I uploaded a new site with a domain name https://example.com
(actually the domain consists of 3 words concatenated together).
If i do a google search for those three words in Google, the site does NOT appear in the results. In other search engines (the duck one, the tree planting one & the bill gates one) it appears right at the top even though I have not registered the site with them.
Google search console gives me this error "Duplicate, submitted URL not selected as canonical". & in the report it says
Indexing
User-declared canonical: None
Google-selected canonical: https://www.example.com/
In other words, it has chosen the WWW version instead of the non-WWW version.

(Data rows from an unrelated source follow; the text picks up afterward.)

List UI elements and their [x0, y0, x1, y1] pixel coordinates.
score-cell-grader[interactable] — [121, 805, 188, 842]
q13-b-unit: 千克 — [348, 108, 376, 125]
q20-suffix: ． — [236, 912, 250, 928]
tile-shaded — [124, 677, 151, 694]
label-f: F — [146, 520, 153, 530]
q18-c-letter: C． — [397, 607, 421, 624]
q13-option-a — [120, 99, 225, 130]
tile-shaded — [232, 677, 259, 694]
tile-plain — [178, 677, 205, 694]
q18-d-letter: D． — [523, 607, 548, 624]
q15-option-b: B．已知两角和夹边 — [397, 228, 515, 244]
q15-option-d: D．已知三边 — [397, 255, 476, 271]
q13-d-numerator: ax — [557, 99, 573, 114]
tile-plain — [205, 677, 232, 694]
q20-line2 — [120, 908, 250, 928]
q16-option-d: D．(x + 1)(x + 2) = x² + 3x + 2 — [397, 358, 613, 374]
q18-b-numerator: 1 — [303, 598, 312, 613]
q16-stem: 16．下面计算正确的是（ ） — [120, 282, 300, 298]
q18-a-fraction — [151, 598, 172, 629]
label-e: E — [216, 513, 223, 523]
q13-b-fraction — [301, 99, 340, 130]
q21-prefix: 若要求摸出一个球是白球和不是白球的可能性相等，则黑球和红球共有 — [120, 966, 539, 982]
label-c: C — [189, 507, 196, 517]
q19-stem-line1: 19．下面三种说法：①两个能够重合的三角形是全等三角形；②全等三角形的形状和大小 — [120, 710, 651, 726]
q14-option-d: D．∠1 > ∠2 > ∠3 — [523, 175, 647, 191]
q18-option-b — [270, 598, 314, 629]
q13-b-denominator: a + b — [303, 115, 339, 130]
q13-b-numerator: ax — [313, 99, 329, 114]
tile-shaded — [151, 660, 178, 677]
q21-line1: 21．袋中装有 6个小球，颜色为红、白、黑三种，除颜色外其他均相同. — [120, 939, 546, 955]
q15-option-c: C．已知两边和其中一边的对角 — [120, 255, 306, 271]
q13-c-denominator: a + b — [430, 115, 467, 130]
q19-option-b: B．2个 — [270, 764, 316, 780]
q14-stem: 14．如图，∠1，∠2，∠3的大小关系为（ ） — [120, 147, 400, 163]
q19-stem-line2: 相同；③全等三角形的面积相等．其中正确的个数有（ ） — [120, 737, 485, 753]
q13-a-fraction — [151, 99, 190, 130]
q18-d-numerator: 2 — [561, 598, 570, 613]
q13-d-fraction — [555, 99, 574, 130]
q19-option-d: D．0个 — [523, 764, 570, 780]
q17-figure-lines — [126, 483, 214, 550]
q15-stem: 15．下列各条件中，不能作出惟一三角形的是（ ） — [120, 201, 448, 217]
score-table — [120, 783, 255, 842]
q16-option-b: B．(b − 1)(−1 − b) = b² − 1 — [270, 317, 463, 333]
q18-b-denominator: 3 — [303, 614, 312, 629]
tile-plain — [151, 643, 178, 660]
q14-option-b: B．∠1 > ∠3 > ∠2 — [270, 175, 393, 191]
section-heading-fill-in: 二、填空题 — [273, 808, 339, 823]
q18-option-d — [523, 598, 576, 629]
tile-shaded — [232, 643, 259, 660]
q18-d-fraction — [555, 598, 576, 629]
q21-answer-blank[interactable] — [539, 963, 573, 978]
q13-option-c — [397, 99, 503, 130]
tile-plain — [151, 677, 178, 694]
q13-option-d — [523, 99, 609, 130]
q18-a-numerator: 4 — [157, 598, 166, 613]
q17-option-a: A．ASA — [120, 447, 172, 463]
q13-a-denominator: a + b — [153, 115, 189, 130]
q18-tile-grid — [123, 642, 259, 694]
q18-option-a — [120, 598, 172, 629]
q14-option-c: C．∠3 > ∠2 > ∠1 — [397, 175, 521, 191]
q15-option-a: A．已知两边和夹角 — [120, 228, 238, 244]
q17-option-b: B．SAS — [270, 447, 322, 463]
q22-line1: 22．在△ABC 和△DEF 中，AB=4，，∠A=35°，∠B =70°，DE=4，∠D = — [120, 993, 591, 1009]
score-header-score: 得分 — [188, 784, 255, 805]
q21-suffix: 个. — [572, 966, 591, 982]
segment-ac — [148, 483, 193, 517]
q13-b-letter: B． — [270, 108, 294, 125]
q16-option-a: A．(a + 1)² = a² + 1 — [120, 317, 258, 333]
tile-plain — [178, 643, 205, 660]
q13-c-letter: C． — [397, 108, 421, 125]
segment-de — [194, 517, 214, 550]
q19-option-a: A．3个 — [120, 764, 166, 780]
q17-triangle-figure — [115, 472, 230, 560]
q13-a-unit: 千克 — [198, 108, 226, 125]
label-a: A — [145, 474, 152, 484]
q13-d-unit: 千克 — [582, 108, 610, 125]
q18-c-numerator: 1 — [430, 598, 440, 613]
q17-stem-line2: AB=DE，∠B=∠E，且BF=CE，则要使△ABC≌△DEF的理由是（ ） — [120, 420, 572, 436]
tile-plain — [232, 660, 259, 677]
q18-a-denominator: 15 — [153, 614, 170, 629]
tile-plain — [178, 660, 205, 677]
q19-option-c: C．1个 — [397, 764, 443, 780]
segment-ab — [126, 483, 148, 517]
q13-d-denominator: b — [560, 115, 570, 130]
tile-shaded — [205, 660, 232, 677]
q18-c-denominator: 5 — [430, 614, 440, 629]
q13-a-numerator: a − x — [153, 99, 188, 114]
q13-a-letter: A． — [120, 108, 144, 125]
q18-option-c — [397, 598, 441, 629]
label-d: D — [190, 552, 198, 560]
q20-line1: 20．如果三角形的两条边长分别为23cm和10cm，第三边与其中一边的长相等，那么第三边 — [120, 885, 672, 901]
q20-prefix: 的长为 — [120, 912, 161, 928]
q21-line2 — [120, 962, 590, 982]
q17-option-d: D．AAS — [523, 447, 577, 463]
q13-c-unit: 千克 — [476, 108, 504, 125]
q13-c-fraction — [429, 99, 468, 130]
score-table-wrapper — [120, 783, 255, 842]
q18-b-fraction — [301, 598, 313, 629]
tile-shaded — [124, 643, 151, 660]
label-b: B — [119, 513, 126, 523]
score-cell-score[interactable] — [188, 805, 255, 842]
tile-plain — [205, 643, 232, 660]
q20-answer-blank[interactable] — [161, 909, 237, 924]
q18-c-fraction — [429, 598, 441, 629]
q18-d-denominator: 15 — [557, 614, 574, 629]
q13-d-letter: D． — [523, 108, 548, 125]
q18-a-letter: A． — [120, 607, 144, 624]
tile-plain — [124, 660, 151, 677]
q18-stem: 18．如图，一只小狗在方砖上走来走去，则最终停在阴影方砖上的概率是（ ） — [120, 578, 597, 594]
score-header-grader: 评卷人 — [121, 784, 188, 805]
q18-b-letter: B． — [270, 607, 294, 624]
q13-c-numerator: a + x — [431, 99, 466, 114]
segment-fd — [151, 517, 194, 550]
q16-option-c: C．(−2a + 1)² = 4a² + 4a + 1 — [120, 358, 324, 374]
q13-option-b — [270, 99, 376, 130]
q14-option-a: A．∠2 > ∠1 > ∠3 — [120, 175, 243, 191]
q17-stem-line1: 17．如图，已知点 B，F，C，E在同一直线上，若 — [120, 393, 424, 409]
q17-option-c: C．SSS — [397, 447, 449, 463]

I did not know about WWW/non-WWW & HTTP/HTTPS URLs when I made the site last week. Now I do and I think the .htaccess
file redirects everything to the non-WWW, HTTPS version. https://index.com/index.html
is also redirected to https://example.com
in that file.
Aside from this, the sitemap only has 2 entries - one to https://example.com
& another to a solitary PDF file. The robots.txt
file essentially allows everything. I have put a rel="canonical"
link in the index HTML page as follows:
<link rel="canonical" href="https://example.com/" />
I am thinking of deleting the site from the web host, getting Google search console to look for (& not find) the pages & thus return 404. & then re-uploading it. Is doing so sensible or stupid? Are there are any gotchas? If it is not a workable solution, what a workable solution might be?